Kampo medicines are currently manufactured under strict quality controls. The Ministry of Health, Labour and Welfare of Japan has approved 148 Kampo formulas. There is increasing evidence for the efficacy of Kampo medicines, and some are used clinically for palliative care in Japan. The specific aim of this review is to evaluate the clinical use of Kampo medicines in palliative care in the treatment of cancer. The conclusions are as follows: Juzentaihoto inhibits the progression of liver tumors in a dose-dependent manner and contributes to long-term survival. Hochuekkito has clinical effects on cachexia for genitourinary cancer and improves the QOL and immunological status of weak patients, such as postoperative patients. Daikenchuto increases intestinal motility and decreases the postoperative symptoms of patients with total gastrectomy with jejunal pouch interposition, suppresses postoperative inflammation following surgery for colorectal cancer, and controls radiation-induced enteritis. Rikkunshito contributes to the amelioration of anorectic conditions in cancer cachexia-anorexia syndrome. Goshajinkigan and Shakuyakukanzoto reduce the neurotoxicity of patients with colorectal cancer who undergo oxaliplatin and FOLFOX (5-fluorouracil/folinic acid plus oxaliplatin) therapy. Hangeshashinto has the effect of preventing and alleviating diarrhea induced by CPT-11(irinotecan) and combination therapy with S-1/CPT-11. O’rengedokuto significantly improves mucositis caused by anticancer agents.

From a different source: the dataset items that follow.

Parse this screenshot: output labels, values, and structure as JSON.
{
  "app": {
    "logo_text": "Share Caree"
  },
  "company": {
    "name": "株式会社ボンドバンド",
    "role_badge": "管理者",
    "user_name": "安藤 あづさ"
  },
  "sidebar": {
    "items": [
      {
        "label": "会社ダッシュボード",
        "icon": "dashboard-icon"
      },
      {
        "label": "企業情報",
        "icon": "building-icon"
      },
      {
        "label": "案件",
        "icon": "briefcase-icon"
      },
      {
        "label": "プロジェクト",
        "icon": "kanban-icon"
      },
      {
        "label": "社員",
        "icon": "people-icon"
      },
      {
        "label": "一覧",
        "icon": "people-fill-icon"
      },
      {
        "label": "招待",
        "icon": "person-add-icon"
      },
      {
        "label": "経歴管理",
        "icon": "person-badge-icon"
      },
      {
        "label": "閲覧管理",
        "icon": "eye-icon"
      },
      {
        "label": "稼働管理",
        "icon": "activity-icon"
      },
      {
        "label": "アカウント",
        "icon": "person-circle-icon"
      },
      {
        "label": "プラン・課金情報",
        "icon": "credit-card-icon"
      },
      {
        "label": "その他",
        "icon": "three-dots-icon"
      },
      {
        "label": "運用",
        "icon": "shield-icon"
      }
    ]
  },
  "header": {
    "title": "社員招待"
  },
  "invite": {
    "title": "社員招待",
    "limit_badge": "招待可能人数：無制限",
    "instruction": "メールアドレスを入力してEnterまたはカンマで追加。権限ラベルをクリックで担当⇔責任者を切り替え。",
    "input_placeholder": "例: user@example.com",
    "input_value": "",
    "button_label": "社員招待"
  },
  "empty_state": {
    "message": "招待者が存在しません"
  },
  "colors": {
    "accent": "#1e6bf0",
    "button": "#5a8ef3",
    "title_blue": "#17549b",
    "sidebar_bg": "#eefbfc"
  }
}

Traditional Japanese medicine, including the use of Kampo medicines, has been practiced for 1500 years. These formulas are intended not only to help recover the natural balance of the human body, but also treat the body’s impairments, such as indigestion and fatigue [1]. Kampo medicine is practiced widely and is integrated with Western medicine in Japan.

Iwase et al. [2] distributed a cross-sectional self-administered anonymous questionnaire to 549 physicians working in palliative care at 388 core cancer treatment hospitals and 161 certified medical institutions with palliative care units. In total, 311 physicians responded. They were evenly distributed throughout the country without significant geographical biases. Kampo medicines were prescribed for controlling cancer-related symptoms by 64.3% of the physicians. The symptoms treated with Kampo medicines were numbness/hypoesthesia (49.5%), constipation (38.0%), anorexia/weight loss (36%), muscle cramps (35.5%), and languor/fatigue (32.0%). With regard to issues about prescription, 60.7% of the physicians raised the issue that the dosage forms need to be better devised.

Ito et al. [3] reported that, among 900 physicians surveyed, 92.4% reported having prescribed Kampo medications, 73.5% of whom reported having prescribed them for cancer patients. Despite this high percentage and that only 9.7% of the physicians reported that they considered Kampo medications to be harmful, only 23.1% of the physicians expressed high expectations of the efficacy of Kampo medicine in tumor suppression and the exertion of immunostimulatory action.

The purpose of this paper is to investigate the clinical use of Kampo for patients who need palliative care. Therefore, we conducted a literature survey of current reports on Kampo medicine use in cancer-related treatments.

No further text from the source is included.